The worst case, however, was a bit more scary. At one point some copper thieves got into the same mothballed plant, found a locked door, turned on a forklift and rammed the door with the forklift until the forklift fell down some nearby stairs and got stuck. DHS then got interested in the plant since had the thief made it into this room, he would have been able to shut down power for the entire city of Pittsburgh (the plant was mothballed, but the substation controls in this room were active)! Now the plant's fitted with IR cameras and anyone who gets spotted is likely to be answering some questions courtesy of the DHS cowboys.
~Ben
Copper is in demand because it has a lot of uses. SOME of those uses can be replaced by other metals, such as aluminum. One of the biggest uses is in wiring for residential/commercial construction. They used to allow aluminum wiring, but dropped it when fires could be traced to it --aluminum is softer than copper, when screwed down in an electrical connection, the metal tends to flow, so the connection loosens, and sparks start happening. If you have aluminum wiring in your house, you need to have the electrical connections re-tightened annually.

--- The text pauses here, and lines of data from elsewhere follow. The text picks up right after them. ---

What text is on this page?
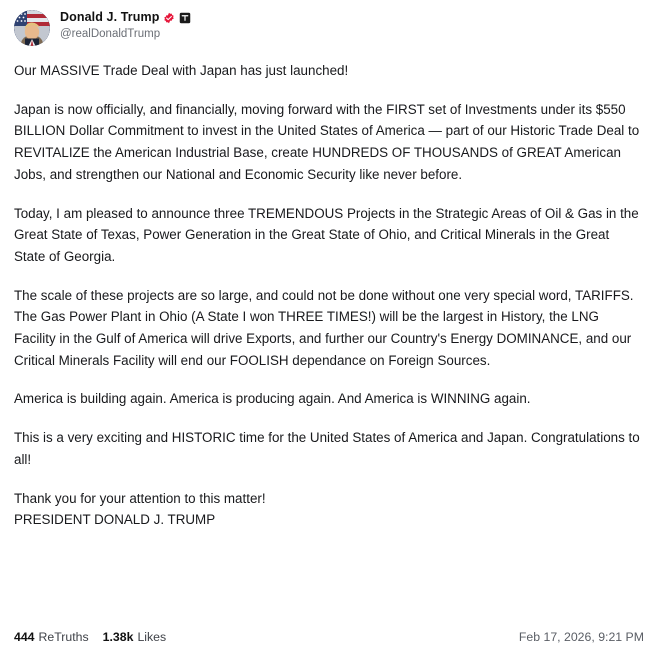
Donald J. Trump
@realDonaldTrump

Our MASSIVE Trade Deal with Japan has just launched!

Japan is now officially, and financially, moving forward with the FIRST set of Investments under its $550 BILLION Dollar Commitment to invest in the United States of America — part of our Historic Trade Deal to REVITALIZE the American Industrial Base, create HUNDREDS OF THOUSANDS of GREAT American Jobs, and strengthen our National and Economic Security like never before.

Today, I am pleased to announce three TREMENDOUS Projects in the Strategic Areas of Oil & Gas in the Great State of Texas, Power Generation in the Great State of Ohio, and Critical Minerals in the Great State of Georgia.

The scale of these projects are so large, and could not be done without one very special word, TARIFFS. The Gas Power Plant in Ohio (A State I won THREE TIMES!) will be the largest in History, the LNG Facility in the Gulf of America will drive Exports, and further our Country's Energy DOMINANCE, and our Critical Minerals Facility will end our FOOLISH dependance on Foreign Sources.

America is building again. America is producing again. And America is WINNING again.

This is a very exciting and HISTORIC time for the United States of America and Japan. Congratulations to all!

Thank you for your attention to this matter!
PRESIDENT DONALD J. TRUMP

444 ReTruths 1.38k Likes	Feb 17, 2026, 9:21 PM
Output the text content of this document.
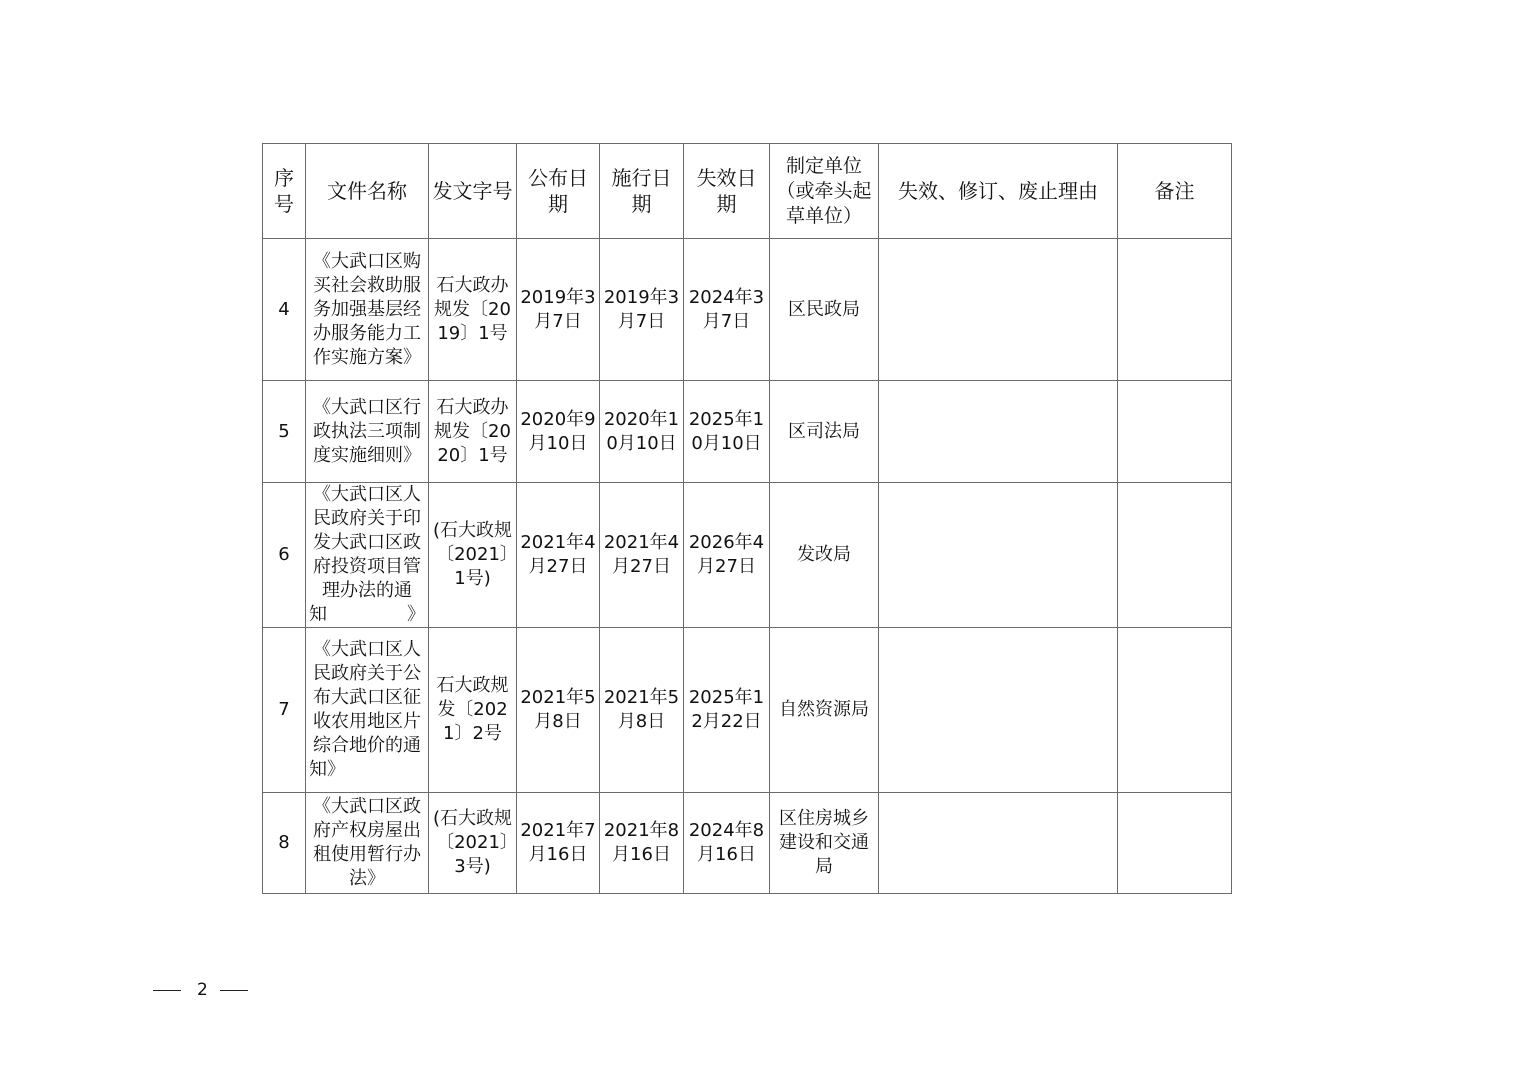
序号	文件名称	发文字号	公布日期	施行日期	失效日期	制定单位（或牵头起草单位）	失效、修订、废止理由	备注
4	《大武口区购买社会救助服务加强基层经办服务能力工作实施方案》	石大政办规发〔2019〕1号	2019年3月7日	2019年3月7日	2024年3月7日	区民政局		
5	《大武口区行政执法三项制度实施细则》	石大政办规发〔2020〕1号	2020年9月10日	2020年10月10日	2025年10月10日	区司法局		
6	《大武口区人民政府关于印发大武口区政府投资项目管理办法的通知》	(石大政规〔2021〕1号)	2021年4月27日	2021年4月27日	2026年4月27日	发改局		
7	《大武口区人民政府关于公布大武口区征收农用地区片综合地价的通知》	石大政规发〔2021〕2号	2021年5月8日	2021年5月8日	2025年12月22日	自然资源局		
8	《大武口区政府产权房屋出租使用暂行办法》	(石大政规〔2021〕3号)	2021年7月16日	2021年8月16日	2024年8月16日	区住房城乡建设和交通局		
2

However, if they could devise a generic and simple solution to that problem, then they could start using aluminum wiring again, the demand for copper would go down, and therefore the price would go down along with the incentive to steal. One possibility for a better aluminum connector involves a double-crimp. In-between the two crimps, the metal can't flow anywhere and would stay solidly in contact with the exterior harder-metal tube (usually a copper-aluminum alloy) that had been crimped onto the wire.